The Bank of Mozambique (BdM) announced that the volume of Mozambican bank reserves reached 245.5 billion meticais in November last year, as a result of the central bank’s intervention to absorb excess liquidity. According to a statistical report from the institution, the volume of these reserves has grown practically every month since April 2023.
Initially, the commercial banks’ mandatory reserves at the BoM were set at 10.5% in national currency and 11% in foreign currency at the beginning of January 2023. However, in the first six months of last year, the BdM increased this coefficient twice, citing the need to absorb excessive liquidity in the banking system to avoid inflationary pressures.
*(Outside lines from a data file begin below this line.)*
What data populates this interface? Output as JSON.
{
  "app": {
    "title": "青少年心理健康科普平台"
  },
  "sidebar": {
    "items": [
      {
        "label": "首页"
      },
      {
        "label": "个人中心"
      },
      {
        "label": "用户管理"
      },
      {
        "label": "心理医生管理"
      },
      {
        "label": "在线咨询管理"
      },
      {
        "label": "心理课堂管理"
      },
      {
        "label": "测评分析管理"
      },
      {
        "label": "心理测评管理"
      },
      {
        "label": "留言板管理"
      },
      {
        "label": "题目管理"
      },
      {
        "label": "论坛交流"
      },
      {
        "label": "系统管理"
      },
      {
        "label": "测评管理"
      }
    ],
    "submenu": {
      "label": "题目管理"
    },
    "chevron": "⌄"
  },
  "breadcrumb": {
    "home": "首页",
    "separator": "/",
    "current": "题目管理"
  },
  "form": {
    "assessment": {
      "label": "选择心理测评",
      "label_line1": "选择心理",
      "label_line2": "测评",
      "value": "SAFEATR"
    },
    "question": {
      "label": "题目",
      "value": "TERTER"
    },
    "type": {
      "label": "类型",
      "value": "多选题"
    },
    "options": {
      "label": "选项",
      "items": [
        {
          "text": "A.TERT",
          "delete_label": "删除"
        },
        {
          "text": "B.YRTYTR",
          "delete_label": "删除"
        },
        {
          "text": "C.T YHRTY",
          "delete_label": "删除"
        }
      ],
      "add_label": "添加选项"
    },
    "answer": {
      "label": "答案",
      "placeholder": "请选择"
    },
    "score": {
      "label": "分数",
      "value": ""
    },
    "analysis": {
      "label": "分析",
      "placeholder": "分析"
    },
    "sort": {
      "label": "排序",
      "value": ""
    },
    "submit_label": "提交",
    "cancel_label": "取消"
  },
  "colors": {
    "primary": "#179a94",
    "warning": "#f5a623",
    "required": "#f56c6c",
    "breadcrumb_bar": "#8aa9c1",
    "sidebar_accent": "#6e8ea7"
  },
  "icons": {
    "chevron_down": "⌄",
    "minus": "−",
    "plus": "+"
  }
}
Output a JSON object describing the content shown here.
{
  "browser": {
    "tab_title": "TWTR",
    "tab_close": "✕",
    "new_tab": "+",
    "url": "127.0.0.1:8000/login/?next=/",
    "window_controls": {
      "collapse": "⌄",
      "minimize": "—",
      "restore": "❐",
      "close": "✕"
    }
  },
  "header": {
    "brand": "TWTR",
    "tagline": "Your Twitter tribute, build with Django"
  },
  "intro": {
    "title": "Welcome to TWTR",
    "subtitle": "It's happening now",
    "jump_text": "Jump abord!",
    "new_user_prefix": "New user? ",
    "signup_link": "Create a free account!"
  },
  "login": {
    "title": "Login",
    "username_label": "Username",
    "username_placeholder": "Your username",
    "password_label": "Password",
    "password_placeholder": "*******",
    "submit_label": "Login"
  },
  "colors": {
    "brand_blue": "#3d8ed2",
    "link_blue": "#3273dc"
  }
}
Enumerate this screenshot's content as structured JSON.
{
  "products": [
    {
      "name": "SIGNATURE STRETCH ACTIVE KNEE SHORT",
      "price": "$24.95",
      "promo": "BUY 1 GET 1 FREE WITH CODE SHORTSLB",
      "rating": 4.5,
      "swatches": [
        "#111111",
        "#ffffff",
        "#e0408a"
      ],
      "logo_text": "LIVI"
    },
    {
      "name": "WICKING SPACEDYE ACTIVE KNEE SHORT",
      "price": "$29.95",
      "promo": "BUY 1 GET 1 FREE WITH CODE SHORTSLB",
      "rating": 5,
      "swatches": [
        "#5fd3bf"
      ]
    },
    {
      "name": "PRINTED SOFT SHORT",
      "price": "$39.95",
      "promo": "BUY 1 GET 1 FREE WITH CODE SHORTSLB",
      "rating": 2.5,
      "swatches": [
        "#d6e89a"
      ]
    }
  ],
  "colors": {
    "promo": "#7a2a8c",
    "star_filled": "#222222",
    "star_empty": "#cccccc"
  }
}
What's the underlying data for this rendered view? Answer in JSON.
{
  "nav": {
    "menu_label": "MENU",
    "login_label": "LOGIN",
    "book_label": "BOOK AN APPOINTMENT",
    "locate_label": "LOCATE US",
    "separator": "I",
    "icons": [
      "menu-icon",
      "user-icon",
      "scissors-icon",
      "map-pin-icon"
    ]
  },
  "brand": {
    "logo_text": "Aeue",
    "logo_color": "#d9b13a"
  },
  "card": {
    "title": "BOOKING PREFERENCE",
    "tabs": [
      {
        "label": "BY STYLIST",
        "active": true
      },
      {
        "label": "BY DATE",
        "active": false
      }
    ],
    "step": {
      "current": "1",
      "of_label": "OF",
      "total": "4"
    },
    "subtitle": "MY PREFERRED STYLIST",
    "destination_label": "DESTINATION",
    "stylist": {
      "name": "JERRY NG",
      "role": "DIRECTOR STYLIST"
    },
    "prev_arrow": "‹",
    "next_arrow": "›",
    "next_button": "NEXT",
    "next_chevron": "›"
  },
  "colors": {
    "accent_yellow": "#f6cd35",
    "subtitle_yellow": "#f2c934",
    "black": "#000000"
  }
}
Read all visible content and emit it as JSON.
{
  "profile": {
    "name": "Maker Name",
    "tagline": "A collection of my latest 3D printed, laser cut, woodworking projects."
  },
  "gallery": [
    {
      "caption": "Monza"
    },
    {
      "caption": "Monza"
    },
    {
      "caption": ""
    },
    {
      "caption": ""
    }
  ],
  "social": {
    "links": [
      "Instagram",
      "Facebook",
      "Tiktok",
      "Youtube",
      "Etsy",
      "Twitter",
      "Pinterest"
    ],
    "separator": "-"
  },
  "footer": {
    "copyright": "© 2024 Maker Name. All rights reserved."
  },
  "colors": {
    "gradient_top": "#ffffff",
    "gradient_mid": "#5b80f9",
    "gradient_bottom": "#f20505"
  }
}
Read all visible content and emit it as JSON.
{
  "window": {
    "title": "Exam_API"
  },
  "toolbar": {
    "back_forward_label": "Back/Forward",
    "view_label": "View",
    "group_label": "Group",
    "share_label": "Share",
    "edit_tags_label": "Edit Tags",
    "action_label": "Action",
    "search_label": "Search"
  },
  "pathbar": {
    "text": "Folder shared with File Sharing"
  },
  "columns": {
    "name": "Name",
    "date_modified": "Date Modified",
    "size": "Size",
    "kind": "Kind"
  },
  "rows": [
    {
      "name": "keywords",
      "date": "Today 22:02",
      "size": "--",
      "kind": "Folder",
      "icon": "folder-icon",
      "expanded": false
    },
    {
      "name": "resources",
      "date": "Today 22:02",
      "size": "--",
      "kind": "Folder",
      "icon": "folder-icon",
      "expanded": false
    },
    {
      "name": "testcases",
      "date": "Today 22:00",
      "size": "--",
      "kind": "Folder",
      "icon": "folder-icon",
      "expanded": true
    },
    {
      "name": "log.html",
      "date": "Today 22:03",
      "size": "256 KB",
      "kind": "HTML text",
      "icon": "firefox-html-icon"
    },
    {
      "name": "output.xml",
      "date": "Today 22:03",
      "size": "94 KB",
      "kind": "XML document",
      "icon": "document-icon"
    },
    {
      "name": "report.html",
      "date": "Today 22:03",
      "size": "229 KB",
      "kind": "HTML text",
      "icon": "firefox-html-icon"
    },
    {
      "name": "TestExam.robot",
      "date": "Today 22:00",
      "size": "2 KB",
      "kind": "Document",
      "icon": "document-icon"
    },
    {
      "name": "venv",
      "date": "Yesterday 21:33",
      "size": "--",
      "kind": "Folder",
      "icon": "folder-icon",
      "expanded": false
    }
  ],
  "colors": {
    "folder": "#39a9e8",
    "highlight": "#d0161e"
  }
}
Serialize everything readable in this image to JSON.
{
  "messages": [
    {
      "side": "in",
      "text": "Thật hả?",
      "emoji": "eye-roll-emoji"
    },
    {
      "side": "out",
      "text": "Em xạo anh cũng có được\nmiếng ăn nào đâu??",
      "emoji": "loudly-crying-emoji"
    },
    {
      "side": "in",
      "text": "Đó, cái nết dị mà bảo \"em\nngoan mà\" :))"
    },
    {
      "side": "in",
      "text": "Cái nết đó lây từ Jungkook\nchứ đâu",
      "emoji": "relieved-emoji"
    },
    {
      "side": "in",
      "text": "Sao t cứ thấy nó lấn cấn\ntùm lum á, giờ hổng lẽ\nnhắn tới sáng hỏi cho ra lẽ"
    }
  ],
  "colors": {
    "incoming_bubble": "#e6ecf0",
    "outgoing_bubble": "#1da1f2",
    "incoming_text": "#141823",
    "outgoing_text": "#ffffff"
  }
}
The last of these increases took place in June, raising bank reserves to 39% of deposits in national currency and 39.5% in foreign currency. This decision had impacts perceived by the Confederation of Economic Associations of Mozambique (CTA), which considered that it made it more expensive to take out bank financing, an essential mechanism in an economy of Small and Medium-sized Enterprises (SMEs).
The management of bank reserves is crucial to the country’s economic and financial stability, as it influences the availability of credit and the cost of financing for companies and consumers.
The BoM’s ability to adjust reserves according to the needs of the economy is fundamental to guaranteeing a healthy balance between the supply and demand of money and credit.The upward trend in bank reserves in Mozambique signals the importance that the central bank attaches to managing liquidity in the financial system and controlling inflation, which are essential factors for the country’s macroeconomic stability.